這裡以MNIST為資料集，MNIST是一個手寫數字0-9的資料集，它有60000個訓練樣本集和10000個測試樣本集它是NIST資料庫的一個子集。
在windows下直接下載: train-images-idx3-ubyte.gz / train-labels-idx1-ubyte.gz t10k-labels-idx1-ubyte.gz / t10k-images-idx3-ubyte.gz 四個檔案，影象資料都儲存在二進位制檔案中。
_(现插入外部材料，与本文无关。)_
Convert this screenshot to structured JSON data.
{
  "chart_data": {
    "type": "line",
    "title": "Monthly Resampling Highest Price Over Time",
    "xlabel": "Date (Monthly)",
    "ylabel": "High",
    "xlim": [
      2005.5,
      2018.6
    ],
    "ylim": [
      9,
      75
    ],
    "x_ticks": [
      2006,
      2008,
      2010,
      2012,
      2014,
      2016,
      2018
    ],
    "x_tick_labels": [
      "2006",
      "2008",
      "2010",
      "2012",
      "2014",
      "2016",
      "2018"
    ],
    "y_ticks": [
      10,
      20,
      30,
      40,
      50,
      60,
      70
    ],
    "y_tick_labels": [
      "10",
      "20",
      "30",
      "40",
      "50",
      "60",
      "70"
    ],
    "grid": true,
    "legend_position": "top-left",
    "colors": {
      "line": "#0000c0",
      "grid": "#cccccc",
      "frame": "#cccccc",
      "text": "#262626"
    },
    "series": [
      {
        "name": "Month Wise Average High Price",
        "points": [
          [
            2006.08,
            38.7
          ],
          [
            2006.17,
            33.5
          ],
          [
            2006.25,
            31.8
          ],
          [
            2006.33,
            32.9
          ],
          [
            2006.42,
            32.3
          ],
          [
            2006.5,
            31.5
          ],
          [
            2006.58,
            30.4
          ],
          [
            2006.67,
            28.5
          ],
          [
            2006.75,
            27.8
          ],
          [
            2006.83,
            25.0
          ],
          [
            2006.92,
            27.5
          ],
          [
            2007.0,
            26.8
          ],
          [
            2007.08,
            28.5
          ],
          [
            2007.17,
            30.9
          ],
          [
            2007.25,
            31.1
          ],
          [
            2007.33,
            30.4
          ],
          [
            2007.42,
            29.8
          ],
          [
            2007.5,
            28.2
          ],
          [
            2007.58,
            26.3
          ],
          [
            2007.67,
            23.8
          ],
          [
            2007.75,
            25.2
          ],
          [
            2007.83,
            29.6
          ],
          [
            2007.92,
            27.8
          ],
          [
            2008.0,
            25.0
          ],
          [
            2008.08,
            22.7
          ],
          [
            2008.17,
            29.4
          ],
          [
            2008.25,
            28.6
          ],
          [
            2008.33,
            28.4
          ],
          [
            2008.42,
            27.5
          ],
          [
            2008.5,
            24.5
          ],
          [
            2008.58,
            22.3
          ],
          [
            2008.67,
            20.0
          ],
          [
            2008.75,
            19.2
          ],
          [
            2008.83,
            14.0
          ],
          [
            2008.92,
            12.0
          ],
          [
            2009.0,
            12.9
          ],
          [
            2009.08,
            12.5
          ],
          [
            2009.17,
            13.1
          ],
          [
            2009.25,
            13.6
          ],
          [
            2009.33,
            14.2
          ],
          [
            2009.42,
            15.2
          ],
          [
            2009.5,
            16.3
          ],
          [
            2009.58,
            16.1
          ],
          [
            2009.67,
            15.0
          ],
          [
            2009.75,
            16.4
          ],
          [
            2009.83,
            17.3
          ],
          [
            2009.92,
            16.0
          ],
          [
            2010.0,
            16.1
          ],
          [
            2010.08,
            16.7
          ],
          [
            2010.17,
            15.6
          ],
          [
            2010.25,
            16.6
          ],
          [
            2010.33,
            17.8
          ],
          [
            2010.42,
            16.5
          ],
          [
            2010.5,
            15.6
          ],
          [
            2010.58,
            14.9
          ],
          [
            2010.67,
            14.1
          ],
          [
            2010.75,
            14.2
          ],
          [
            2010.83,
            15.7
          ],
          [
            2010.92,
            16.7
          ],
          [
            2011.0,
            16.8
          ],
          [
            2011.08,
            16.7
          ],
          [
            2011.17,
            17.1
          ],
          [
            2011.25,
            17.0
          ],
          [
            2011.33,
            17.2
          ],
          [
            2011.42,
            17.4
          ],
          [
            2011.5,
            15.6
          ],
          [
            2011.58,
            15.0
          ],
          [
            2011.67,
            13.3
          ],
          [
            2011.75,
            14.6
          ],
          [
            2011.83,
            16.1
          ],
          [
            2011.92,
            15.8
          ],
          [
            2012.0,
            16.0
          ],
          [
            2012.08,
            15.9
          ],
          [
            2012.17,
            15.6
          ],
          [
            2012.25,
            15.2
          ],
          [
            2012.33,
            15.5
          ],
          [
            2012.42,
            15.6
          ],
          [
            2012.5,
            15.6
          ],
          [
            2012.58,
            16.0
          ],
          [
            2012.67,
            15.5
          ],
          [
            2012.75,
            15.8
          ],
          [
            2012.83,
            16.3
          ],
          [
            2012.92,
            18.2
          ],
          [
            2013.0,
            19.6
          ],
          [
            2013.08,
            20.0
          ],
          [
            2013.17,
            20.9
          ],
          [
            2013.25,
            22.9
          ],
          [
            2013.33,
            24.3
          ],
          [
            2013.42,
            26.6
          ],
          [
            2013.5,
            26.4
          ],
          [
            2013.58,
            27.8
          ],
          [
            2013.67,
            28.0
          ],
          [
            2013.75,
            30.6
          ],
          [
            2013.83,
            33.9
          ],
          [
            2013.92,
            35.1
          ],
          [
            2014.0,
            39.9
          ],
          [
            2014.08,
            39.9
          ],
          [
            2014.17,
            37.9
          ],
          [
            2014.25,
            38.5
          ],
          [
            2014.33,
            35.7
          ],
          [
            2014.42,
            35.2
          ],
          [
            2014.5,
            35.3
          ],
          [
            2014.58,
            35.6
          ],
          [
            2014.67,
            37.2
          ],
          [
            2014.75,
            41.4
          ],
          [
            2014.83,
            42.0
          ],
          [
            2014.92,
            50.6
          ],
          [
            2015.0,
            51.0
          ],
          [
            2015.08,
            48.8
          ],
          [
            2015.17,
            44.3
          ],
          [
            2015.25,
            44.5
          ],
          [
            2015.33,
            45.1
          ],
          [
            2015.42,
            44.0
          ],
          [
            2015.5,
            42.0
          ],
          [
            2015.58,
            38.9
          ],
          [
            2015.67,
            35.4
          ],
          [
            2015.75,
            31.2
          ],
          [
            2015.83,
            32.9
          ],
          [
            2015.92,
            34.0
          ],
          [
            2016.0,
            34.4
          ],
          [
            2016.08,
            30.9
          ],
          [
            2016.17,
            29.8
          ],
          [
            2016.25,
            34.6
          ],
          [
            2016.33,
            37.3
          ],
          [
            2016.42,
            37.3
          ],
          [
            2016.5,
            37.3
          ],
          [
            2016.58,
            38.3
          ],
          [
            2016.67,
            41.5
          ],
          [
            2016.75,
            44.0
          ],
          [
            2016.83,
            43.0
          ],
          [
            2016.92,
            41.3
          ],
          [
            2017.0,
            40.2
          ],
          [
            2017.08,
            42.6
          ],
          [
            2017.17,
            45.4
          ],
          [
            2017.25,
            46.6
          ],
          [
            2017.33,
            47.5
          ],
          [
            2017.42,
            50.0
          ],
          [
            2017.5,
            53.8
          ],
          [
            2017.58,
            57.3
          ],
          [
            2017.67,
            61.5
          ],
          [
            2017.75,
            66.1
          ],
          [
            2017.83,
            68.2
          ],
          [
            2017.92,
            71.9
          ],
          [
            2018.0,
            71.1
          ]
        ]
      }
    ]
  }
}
每個樣本影象的寬高為28*28。

#####1.1 網路架構圖這裡寫圖片描述

二、資料感知與處理

2.1 導包

import os
import struct
import tensorflow as tf          
import matplotlib.pyplot as plt  
import numpy as np             
from sklearn.metrics import confusion_matrix    # 混淆矩陣，分析模型誤差

import time                                     # 計時
from datetime import timedelta
import 
 math

%matplotlib inline                              #使用notebook線上畫圖

2.2 匯入資料

def load_mnist(path, kind='train'):            #讀取資料函式
    #Load MNIST data from path
    labels_path = os.path.join(path, '%s-labels.idx1-ubyte' % kind)
    images_path = os.path.join(path, '%s-images.idx3-ubyte' % kind) 


    with open(labels_path, 'rb') as lbpath:
        magic, n = struct.unpack('>II',lbpath.read(8))
        labels = np.fromfile(lbpath, dtype=np.uint8)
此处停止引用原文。